For many people, getting married, or entering a civil partnership, is one of the happiest and most exciting times of their life. However, it can also be one of the most expensive.
The ceremony itself
Getting married, or entering a civil partnership, can be one of the most exciting and happy times in a person’s life. It can also be one of the most expensive, with the average wedding in the UK now costing around £27,000!
Many people end up using credit to pay for wedding ceremonies, which can put them into large amounts of debt.
It is possible to get married without spending so much – it’s things like the venue and clothing that bump up the costs so dramatically.
Many people choose to get officially married in a registry office and then have a celebratory party somewhere else. This avoids the big costs of actually getting married in an extravagant venue and does not make your wedding day any less special.
However, do not worry if you have found yourself in debt because of an expensive wedding. There is lots of help and advice available to you, and you are not alone. StepChange advise that if your family have offered to loan you money towards your wedding and you’re on a debt solution, you must let your debt solution provider know.
Married life, communication and budgeting
Many people’s lives change dramatically when they get married.
If you haven’t already, you should have an honest talk about finance and budgeting. You should discuss things like: who will pay for what; will you use a joint bank account? You might find it hard to talk about money at first if you have not previously done so, but it is a good idea.

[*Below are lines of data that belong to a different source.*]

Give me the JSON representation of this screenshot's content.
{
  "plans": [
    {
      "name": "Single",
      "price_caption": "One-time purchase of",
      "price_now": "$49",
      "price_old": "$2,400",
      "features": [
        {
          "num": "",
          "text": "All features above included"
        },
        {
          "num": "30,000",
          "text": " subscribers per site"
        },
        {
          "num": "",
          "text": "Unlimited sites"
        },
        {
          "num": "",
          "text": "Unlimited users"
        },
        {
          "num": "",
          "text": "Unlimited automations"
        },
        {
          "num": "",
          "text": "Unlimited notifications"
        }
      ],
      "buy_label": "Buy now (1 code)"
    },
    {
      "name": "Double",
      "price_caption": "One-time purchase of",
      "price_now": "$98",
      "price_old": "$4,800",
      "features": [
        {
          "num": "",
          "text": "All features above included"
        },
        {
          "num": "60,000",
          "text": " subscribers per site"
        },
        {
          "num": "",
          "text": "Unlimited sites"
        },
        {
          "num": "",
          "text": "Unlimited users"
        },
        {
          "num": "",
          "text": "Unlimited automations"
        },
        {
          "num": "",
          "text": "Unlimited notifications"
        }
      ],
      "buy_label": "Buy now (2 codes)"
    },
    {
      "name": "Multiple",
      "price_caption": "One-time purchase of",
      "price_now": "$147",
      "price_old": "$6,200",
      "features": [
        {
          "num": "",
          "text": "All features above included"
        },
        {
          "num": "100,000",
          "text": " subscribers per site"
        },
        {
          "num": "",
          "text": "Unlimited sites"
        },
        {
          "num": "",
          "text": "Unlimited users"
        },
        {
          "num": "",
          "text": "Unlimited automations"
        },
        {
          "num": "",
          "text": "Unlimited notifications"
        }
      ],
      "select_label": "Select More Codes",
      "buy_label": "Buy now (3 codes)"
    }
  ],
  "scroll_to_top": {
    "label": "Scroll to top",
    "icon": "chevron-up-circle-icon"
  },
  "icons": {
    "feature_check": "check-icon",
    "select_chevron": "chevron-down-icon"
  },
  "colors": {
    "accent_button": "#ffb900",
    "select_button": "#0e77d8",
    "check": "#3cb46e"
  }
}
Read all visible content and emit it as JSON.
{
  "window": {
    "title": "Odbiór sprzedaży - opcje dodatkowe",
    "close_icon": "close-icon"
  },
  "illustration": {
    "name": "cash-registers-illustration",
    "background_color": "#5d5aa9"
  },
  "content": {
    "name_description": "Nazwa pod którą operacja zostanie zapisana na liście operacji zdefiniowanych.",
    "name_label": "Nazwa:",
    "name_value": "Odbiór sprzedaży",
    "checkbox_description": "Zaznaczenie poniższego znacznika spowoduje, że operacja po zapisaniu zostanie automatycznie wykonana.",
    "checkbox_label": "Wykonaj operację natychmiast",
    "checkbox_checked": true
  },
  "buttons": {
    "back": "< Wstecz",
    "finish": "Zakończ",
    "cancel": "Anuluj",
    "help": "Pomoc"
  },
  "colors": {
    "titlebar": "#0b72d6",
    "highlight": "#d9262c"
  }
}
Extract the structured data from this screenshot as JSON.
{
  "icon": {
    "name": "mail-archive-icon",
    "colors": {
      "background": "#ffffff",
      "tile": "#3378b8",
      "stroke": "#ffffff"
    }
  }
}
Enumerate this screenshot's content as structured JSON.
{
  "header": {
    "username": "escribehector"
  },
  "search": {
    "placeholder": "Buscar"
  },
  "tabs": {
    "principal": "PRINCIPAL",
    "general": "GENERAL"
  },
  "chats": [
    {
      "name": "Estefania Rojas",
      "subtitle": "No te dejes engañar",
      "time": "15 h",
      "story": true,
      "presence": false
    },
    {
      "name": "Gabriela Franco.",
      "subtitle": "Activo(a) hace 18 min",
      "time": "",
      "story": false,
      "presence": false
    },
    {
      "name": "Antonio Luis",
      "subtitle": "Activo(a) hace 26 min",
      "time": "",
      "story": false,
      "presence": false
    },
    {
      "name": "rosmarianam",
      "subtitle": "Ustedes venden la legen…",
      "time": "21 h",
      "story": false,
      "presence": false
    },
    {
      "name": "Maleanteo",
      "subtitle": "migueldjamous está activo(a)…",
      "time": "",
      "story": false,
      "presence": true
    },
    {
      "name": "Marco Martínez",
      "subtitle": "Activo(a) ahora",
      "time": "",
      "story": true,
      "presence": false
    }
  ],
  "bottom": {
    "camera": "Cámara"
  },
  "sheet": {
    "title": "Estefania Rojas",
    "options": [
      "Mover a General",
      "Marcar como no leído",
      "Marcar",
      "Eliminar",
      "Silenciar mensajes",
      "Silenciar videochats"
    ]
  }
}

You should also not hide money problems from your partner – it might make things harder in the long-term and can damage your relationship.
How to talk about money with a partner
- Be practical – It can be hard to not let emotions take over, but try to be as practical and realistic in your conversations as possible. Make a plan or budget that allows you to go forwards.
- Actually listen and be polite/understanding – Use active listening and make sure that your voice is not the only one being heard. Be open and understanding; really try to see their point of view.
- Keep your cool – It may be an upsetting or frustrating conversation, but remember – no money problems are unsolveable. Trying to remain calm will help you to make rational decisions.
- Be honest – Having a conversation about finances is pointless if you aren’t being honest. Mean what you say.
- Keep talking – This isn’t necessarily a one-off conversation.
How to budget by the Money Saving Expert
Making a budget can help you and your partner to know how much money you have available to spend, where your money goes each month (necessarily and unnecessarily), and whether your finances are in order.
If you are moving in together for the first time, shop around to get good deals on things like your utilities. Also consider buying pre-owned furniture, as this can hugely reduce costs.